Sharks circle beached whale
WARNING: Graphic content.
A DECOMPOSING fin whale has left a thick, oily slick in the normally crystal clear waters near Albany, Western Australia.
Aerial photographs of the rotting carcass which washed ashore on Cheynes Beach, 470km south of Perth, show the enormous scale of the 50-tonne whale, which measures up to 23m.
The rotting flesh was "very smelly" according to photographer Matt Smith. And it's attracting its share of sharks.
Footage from above shows a number of sharks swimming close to shore, drawn in by the blubber and oil in the water.
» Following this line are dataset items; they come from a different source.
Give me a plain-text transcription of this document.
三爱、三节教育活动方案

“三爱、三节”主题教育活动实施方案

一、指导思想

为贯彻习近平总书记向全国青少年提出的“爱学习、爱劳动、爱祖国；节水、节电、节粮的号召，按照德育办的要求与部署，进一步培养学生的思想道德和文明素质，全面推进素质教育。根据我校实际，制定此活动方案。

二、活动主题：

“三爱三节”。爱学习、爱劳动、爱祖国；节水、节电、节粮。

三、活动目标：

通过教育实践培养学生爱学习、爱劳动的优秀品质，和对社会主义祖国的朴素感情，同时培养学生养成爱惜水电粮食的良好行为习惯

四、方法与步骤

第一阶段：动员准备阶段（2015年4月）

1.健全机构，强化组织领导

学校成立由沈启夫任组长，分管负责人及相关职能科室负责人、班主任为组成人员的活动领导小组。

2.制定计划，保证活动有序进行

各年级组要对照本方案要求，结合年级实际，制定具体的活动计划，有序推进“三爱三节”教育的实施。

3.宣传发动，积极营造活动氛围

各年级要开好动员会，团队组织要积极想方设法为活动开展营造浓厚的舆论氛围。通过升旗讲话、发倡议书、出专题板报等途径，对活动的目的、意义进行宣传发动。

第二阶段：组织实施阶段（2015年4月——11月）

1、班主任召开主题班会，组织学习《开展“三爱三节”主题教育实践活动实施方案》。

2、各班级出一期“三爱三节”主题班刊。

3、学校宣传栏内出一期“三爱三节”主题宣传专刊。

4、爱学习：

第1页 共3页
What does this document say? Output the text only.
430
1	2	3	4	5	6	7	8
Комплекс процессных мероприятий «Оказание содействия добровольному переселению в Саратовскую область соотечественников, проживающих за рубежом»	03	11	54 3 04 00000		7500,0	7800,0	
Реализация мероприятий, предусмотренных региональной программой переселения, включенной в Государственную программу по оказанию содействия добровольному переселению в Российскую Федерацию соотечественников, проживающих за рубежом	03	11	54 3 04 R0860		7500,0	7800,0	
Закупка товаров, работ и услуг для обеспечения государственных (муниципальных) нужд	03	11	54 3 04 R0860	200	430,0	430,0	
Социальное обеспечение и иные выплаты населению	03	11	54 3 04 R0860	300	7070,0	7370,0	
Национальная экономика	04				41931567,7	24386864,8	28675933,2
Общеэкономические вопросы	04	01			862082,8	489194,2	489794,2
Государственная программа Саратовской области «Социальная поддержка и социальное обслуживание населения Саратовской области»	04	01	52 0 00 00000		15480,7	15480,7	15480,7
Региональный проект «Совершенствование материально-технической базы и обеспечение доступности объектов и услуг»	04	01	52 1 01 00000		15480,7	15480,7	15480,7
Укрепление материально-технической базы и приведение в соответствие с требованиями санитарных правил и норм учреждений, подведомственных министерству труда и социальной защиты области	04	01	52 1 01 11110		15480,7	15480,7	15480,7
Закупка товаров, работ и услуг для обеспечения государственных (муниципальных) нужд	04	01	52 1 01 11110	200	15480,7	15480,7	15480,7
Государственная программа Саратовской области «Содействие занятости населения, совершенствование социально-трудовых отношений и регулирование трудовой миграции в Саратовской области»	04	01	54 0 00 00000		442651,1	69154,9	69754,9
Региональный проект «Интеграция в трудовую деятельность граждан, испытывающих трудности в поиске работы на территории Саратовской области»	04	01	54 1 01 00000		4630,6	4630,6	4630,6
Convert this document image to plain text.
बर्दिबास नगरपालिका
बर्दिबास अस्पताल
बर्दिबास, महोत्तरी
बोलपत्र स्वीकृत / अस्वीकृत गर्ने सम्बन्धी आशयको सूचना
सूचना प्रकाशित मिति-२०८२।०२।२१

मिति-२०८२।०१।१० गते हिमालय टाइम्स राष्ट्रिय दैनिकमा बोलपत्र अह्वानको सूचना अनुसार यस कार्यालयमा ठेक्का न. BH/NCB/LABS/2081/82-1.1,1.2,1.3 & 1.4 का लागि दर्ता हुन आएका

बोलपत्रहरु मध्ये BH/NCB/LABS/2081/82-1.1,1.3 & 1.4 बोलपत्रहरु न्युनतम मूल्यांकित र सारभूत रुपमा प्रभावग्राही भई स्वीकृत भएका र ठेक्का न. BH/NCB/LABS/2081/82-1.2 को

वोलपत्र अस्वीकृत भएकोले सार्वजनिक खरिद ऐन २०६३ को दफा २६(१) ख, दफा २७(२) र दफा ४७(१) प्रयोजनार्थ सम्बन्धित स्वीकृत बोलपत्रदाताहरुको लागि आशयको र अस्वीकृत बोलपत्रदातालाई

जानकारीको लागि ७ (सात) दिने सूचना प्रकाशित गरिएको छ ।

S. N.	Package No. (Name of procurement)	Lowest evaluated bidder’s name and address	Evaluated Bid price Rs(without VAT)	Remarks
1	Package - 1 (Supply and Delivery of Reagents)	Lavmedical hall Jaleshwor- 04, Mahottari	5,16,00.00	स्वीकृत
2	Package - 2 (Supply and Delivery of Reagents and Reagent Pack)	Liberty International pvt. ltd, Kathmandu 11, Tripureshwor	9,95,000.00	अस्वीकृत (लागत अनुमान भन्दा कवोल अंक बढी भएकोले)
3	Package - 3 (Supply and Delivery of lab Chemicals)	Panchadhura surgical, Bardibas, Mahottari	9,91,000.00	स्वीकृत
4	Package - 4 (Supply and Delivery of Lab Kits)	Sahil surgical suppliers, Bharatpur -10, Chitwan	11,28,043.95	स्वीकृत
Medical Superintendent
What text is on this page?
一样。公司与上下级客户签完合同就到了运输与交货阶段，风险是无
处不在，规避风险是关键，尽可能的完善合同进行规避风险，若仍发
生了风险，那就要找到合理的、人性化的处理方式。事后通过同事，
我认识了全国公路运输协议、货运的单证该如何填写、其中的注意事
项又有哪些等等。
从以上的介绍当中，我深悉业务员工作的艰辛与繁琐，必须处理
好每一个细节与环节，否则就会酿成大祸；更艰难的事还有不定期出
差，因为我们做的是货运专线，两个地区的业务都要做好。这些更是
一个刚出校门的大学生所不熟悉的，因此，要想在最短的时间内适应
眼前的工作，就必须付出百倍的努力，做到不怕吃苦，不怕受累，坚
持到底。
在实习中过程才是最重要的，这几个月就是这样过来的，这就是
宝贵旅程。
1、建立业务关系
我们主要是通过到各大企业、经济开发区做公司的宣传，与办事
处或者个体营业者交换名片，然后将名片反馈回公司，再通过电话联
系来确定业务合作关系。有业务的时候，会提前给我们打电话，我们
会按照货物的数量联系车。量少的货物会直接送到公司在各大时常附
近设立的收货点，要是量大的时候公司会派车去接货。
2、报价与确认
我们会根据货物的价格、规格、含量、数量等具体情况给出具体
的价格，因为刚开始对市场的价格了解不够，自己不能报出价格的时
It's believed the sharks were as big as 5m and are believed to be great whites.
The whale was so large it had to be cut up with a flensing knife and a chainsaw, the photographer said on Facebook.
The West Australian reports six truckloads of flesh, blubber and bones were taken from the shoreline to landfill in Albany on Tuesday and Wednesday.
The beach was closed by City of Albany rangers as the deconstruction process got underway. Photographs show the bloated mammal being manoeuvred by an excavator. The machine struggles under the weight of the 50 tonne carcass.
Fin whales are rarely seen and are endangered. Whales migrate along the southern coast of WA at the start of Winter each year.